Shared Legacies: The African-American Jewish Civil Rights Alliance
(USA, 97 Min.)
Dir. Shari Rogers
In these divisive times, when political rhetoric has led to a rise in anti-Semitism and hate crimes, director Shari Rogers reminds us of what can be achieved when people come together. If history can provide a roadmap to a better future, then her documentary Shared Legacies: The African-American Jewish Civil Rights Alliance aims to be the GPS that helps society get back on the right path.
Focusing on the coalition between the African and Jewish American communities during the Civil Rights era, Rogers’ documentary explores how shared experiences of discrimination can foster bonds of unity. Shared Legacies does not waste any time in highlighting how the two communities were often thrown together due to the oppression and racism occurring in America. Furthermore, despite being placed in different rings throughout history, their fight for equality was the same. Each group understood the physical and emotional scars, which often span generations and come from years of trauma.
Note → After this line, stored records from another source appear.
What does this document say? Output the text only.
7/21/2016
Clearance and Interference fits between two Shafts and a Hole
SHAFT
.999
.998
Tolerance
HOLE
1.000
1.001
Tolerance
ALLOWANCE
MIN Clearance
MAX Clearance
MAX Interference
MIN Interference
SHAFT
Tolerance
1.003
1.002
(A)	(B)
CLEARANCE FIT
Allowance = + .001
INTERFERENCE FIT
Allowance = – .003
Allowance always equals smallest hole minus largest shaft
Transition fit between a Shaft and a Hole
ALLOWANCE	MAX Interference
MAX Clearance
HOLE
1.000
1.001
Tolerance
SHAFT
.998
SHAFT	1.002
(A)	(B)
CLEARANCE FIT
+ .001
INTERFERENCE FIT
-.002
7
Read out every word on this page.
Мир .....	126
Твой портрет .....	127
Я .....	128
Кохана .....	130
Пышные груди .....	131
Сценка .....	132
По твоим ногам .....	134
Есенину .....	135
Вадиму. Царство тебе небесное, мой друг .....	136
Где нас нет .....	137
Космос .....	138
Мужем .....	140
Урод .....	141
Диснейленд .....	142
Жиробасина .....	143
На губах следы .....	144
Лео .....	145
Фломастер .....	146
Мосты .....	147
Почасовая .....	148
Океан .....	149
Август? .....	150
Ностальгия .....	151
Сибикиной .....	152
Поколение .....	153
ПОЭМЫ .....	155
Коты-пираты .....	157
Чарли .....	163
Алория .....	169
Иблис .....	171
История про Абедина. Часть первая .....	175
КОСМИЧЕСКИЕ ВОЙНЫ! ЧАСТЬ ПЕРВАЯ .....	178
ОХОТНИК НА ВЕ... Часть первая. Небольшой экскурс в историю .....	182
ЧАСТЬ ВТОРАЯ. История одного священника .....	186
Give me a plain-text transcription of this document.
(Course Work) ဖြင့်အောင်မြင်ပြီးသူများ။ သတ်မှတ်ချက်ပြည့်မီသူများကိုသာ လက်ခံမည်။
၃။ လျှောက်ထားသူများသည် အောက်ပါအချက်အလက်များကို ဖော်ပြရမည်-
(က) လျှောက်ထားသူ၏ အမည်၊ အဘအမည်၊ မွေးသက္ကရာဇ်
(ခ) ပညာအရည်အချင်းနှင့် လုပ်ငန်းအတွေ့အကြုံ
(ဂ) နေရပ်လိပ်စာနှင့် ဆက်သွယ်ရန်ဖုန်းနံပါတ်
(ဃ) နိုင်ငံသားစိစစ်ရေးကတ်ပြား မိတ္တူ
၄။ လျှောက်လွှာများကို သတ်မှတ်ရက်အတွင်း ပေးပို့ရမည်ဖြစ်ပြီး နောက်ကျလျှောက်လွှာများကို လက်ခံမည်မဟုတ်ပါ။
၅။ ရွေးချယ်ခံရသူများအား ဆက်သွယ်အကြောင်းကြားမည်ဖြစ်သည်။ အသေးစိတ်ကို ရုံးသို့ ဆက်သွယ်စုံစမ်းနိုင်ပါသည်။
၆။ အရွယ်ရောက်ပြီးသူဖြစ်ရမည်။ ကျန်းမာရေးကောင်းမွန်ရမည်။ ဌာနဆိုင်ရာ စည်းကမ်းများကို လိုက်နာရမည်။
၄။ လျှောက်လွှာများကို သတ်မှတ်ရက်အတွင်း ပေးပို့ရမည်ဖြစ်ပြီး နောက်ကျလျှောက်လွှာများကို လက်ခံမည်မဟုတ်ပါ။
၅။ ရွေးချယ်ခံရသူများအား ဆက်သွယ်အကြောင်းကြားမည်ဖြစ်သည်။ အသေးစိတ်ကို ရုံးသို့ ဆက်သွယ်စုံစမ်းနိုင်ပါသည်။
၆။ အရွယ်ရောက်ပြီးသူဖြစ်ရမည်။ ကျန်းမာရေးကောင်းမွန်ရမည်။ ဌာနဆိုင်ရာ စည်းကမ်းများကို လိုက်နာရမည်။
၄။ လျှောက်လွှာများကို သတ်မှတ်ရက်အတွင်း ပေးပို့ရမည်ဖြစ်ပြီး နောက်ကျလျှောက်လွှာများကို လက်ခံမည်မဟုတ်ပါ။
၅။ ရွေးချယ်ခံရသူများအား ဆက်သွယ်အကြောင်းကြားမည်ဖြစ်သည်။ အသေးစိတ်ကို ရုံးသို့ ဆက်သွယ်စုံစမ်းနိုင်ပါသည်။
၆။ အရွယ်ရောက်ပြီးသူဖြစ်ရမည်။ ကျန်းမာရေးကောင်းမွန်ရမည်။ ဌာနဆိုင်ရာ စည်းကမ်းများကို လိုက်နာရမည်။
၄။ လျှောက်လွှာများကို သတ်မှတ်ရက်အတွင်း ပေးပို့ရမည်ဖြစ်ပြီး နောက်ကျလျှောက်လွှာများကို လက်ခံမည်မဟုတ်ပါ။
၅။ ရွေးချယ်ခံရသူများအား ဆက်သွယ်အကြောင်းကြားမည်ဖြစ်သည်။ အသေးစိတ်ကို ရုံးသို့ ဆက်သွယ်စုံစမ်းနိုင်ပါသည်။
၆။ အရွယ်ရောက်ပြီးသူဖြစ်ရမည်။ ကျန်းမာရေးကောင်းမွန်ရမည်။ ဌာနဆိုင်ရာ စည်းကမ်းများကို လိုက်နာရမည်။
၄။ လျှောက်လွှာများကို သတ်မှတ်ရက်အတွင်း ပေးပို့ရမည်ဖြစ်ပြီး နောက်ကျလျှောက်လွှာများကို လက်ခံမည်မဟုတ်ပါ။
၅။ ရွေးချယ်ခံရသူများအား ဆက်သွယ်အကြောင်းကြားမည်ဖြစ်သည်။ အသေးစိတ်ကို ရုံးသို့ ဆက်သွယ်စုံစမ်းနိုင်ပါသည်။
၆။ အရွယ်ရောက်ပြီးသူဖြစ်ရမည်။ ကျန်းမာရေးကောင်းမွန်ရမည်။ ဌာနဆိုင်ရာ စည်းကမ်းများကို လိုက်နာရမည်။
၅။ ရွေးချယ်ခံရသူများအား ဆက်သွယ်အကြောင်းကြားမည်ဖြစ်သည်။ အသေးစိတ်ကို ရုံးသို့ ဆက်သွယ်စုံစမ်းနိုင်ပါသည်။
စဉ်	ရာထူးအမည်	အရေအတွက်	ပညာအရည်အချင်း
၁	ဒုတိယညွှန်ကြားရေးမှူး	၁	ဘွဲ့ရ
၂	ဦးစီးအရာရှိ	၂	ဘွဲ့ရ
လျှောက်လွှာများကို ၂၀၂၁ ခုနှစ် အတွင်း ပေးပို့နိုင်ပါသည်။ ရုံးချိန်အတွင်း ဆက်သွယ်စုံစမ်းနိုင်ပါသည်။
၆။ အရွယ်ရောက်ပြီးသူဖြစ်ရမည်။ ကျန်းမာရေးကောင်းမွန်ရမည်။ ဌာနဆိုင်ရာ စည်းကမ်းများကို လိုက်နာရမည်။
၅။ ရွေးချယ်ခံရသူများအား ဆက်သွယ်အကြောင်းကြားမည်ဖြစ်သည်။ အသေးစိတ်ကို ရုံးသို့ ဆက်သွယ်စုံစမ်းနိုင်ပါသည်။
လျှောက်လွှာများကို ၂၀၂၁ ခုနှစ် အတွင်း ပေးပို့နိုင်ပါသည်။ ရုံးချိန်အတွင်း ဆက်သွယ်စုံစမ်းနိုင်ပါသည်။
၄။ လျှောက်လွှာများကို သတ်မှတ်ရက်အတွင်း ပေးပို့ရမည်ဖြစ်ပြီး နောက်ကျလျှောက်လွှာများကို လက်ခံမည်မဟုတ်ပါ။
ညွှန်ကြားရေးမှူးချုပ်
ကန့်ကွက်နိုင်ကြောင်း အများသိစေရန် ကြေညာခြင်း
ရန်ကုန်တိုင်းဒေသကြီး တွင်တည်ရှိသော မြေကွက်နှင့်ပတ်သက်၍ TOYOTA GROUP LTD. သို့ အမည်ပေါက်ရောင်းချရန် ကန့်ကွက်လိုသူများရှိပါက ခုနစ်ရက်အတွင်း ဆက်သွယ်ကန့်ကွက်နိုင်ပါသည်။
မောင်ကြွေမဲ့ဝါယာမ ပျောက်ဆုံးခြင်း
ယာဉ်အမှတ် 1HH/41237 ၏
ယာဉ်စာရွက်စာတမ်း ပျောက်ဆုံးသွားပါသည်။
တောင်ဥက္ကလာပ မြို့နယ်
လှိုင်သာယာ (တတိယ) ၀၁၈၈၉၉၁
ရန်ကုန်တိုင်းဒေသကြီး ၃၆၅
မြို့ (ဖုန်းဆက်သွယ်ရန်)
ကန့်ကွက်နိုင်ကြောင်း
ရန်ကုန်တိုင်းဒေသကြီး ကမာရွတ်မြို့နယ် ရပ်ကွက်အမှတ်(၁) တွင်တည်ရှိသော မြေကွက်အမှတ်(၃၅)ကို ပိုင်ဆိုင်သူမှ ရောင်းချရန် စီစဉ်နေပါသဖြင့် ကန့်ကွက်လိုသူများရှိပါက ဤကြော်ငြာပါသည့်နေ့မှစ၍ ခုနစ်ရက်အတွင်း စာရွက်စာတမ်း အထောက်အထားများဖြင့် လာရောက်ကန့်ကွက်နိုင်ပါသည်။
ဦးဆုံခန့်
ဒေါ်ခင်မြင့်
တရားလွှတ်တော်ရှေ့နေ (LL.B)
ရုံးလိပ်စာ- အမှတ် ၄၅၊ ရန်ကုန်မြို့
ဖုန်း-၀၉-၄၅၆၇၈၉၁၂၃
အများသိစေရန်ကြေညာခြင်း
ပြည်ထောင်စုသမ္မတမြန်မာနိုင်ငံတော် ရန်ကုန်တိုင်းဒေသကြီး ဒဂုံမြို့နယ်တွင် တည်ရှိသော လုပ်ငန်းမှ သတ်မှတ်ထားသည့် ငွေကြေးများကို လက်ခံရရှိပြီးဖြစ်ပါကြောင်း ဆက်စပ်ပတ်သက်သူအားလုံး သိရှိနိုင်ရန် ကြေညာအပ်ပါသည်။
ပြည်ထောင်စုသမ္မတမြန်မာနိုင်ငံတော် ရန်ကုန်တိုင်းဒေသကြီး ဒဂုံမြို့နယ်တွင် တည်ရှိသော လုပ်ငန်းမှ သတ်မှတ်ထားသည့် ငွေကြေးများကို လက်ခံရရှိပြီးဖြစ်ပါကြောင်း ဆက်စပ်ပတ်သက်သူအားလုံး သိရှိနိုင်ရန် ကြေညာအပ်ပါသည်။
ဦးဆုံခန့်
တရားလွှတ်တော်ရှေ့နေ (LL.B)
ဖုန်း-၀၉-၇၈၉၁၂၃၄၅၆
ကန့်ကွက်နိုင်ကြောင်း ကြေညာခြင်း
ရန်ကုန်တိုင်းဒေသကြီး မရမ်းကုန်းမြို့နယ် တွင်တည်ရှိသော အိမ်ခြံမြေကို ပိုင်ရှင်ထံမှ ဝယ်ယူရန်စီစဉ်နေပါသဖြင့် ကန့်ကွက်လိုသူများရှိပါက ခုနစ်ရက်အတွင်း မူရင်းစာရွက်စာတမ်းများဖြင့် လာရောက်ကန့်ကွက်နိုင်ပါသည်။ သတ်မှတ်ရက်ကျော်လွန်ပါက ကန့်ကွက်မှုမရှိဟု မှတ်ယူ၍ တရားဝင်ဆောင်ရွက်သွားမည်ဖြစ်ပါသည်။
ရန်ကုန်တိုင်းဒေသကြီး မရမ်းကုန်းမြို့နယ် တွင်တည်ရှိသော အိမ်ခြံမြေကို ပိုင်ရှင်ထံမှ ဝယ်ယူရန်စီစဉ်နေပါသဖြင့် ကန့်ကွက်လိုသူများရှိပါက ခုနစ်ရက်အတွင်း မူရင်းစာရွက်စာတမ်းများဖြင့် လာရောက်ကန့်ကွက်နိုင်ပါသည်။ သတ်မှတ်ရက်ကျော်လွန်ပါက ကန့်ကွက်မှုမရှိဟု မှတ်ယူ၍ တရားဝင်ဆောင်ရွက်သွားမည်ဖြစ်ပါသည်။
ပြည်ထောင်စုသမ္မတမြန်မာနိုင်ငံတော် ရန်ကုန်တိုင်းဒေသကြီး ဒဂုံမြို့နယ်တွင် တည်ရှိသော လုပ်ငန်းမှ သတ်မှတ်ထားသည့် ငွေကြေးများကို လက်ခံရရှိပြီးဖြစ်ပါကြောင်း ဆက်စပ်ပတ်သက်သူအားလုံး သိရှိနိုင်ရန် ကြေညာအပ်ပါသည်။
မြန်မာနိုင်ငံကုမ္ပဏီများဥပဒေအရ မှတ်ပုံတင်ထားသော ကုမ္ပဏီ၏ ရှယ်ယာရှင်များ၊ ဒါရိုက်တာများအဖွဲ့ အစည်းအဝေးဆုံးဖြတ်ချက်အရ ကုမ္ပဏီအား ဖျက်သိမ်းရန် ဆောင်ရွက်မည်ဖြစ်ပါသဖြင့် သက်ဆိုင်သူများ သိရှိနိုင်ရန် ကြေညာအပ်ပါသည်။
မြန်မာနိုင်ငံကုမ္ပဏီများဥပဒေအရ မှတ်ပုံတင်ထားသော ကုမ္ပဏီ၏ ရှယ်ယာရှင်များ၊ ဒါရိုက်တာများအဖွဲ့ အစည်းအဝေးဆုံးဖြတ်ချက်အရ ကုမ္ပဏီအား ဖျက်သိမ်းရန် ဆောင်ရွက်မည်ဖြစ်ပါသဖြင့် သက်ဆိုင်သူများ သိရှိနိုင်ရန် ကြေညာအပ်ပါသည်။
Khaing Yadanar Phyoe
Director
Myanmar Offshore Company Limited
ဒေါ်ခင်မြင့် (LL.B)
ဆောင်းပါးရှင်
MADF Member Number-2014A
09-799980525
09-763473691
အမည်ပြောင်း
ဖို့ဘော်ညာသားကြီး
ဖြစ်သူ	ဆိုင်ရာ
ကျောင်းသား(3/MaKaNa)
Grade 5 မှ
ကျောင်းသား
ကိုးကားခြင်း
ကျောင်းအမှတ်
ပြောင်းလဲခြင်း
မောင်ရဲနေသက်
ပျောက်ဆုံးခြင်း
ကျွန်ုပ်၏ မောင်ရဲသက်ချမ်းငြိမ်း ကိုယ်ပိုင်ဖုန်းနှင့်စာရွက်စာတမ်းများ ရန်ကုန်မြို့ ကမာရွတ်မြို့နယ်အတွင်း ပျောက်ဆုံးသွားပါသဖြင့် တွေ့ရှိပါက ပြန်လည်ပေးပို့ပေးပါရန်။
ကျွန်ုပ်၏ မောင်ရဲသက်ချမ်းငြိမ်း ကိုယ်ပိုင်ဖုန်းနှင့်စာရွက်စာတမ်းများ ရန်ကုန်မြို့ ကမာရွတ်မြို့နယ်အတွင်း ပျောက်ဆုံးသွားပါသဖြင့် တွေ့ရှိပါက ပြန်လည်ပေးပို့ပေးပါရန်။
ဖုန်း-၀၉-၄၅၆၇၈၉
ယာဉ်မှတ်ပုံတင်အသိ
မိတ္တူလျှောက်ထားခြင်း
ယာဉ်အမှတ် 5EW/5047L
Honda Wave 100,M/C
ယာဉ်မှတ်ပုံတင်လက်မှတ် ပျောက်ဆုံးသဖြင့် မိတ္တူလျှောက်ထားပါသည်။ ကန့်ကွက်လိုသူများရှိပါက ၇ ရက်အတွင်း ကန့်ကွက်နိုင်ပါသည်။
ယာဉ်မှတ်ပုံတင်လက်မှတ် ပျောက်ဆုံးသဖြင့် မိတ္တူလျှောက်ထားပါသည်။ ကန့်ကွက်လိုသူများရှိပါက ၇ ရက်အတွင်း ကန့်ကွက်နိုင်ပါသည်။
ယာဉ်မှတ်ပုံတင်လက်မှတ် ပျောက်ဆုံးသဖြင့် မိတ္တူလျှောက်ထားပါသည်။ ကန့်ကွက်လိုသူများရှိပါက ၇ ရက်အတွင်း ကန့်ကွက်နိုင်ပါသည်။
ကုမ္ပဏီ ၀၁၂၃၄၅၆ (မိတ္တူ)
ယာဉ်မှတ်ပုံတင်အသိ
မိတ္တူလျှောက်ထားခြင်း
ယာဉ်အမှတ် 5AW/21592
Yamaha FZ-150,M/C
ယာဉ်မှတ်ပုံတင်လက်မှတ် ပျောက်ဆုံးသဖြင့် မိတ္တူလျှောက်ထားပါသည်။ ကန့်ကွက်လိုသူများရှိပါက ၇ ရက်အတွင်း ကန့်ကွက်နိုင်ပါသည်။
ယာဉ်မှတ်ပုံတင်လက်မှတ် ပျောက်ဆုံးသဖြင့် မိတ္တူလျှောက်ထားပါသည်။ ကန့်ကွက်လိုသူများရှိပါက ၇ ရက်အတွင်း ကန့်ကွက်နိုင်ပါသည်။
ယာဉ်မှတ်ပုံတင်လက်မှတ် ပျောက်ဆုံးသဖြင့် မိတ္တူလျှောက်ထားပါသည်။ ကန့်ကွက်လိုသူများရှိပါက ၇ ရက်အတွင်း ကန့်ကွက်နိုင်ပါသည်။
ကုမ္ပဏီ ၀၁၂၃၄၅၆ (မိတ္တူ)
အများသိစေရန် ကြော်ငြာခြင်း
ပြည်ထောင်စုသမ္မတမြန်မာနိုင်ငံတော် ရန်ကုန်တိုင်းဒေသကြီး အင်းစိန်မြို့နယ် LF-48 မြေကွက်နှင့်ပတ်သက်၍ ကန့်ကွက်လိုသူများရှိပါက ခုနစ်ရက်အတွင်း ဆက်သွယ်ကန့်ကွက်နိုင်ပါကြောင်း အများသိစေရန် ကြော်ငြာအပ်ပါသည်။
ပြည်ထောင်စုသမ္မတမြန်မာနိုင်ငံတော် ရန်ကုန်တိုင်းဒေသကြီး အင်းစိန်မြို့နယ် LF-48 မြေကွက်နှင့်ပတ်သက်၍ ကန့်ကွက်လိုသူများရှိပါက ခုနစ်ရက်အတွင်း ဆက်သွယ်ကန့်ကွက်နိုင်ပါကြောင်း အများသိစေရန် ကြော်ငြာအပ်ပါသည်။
The documentary makes it clear that once a culture has been enslaved, as both African-Americans and Jewish people were, the reverberations never leave you.
While Rogers’ film touches on slavery, the Holocaust, police brutality, and the rise anti-Semitism and anti-Black racism, Shared Legacies is not concerned with comparing scars or arguing over who suffered more. Instead, the film celebrates a sense of collaboration and friendship whose powerful light is in urgent need of rekindling. The documentary frequently shows what can be achieved when, regardless of our differences, communities lock arms in solidarity against hate. The film emphasises this point wonderfully when Rogers focuses on the friendship between Dr. Martin Luther King, Jr. and Rabbi Abraham Heschel. Sharing a mutual respect, and an inherent understanding of the ways in which the Black and Jewish struggles are interwoven, Dr. King and Rabbi Herschel knew the importance of people lifting each other up in the face of a system designed to keep one group down.
While standing up for others can have its own set of consequences, Shared Legacies makes a strong case that remaining silent is even more damaging. This is something understood by individuals such as Rabbi Milton Louis Grafman, who challenged his temple to not be idle while Black people endured violent acts of racism in Alabama, and Kivie Kaplan, who served as president of the NAACP from 1966-1975. The Civil Rights movement was a time where being on the sidelines was not an option. As Harry Belafonte remarks in the film, “If you were Jewish and not down for the cause we held you in suspicion.” The stakes were too high for the coalition not to fight for what was right.
The stakes really hit home for the Jewish community in 1964 when activists Andrew Goodman, James Earl Chaney, and Michael Henry Schwerner where murdered by members of the Ku Klux Klan. As Maya Angelou points out in an archival interview, America was “not used to white men killing white men because of Black men.” The deaths of Goodman and Schwerner came as a wakeup call, a reminder that if these atrocities could happen to the African-American community they could happen in any community. Rogers’ film is constantly aware of the vulnerabilities that arise when communities are pulled apart.
Shared Legacies explains that cracks in the once unbreakable bond began to surface after the deaths of King and Heschel. External forces, including the media, began spinning narratives that pitted the two sides against one another. While a small gulf has grown between the communities in recent years, Rogers wants her film to provide a bridge back to solidarity.
While Shared Legacies present this bridge in a rather straightforward fashion, what it lacks in style it makes up for in content. Packed with archival footage and engaging interviews from those who to took part in the coalition, the film’s message resonates. Share Legacies is an insightful and timely reminder of the importance of communities coming together to denounce hate and injustice.
Shared Legacies: The African-American Jewish Civil Rights Alliance screens at the Toronto Jewish Film Festival on November 1 – November 2.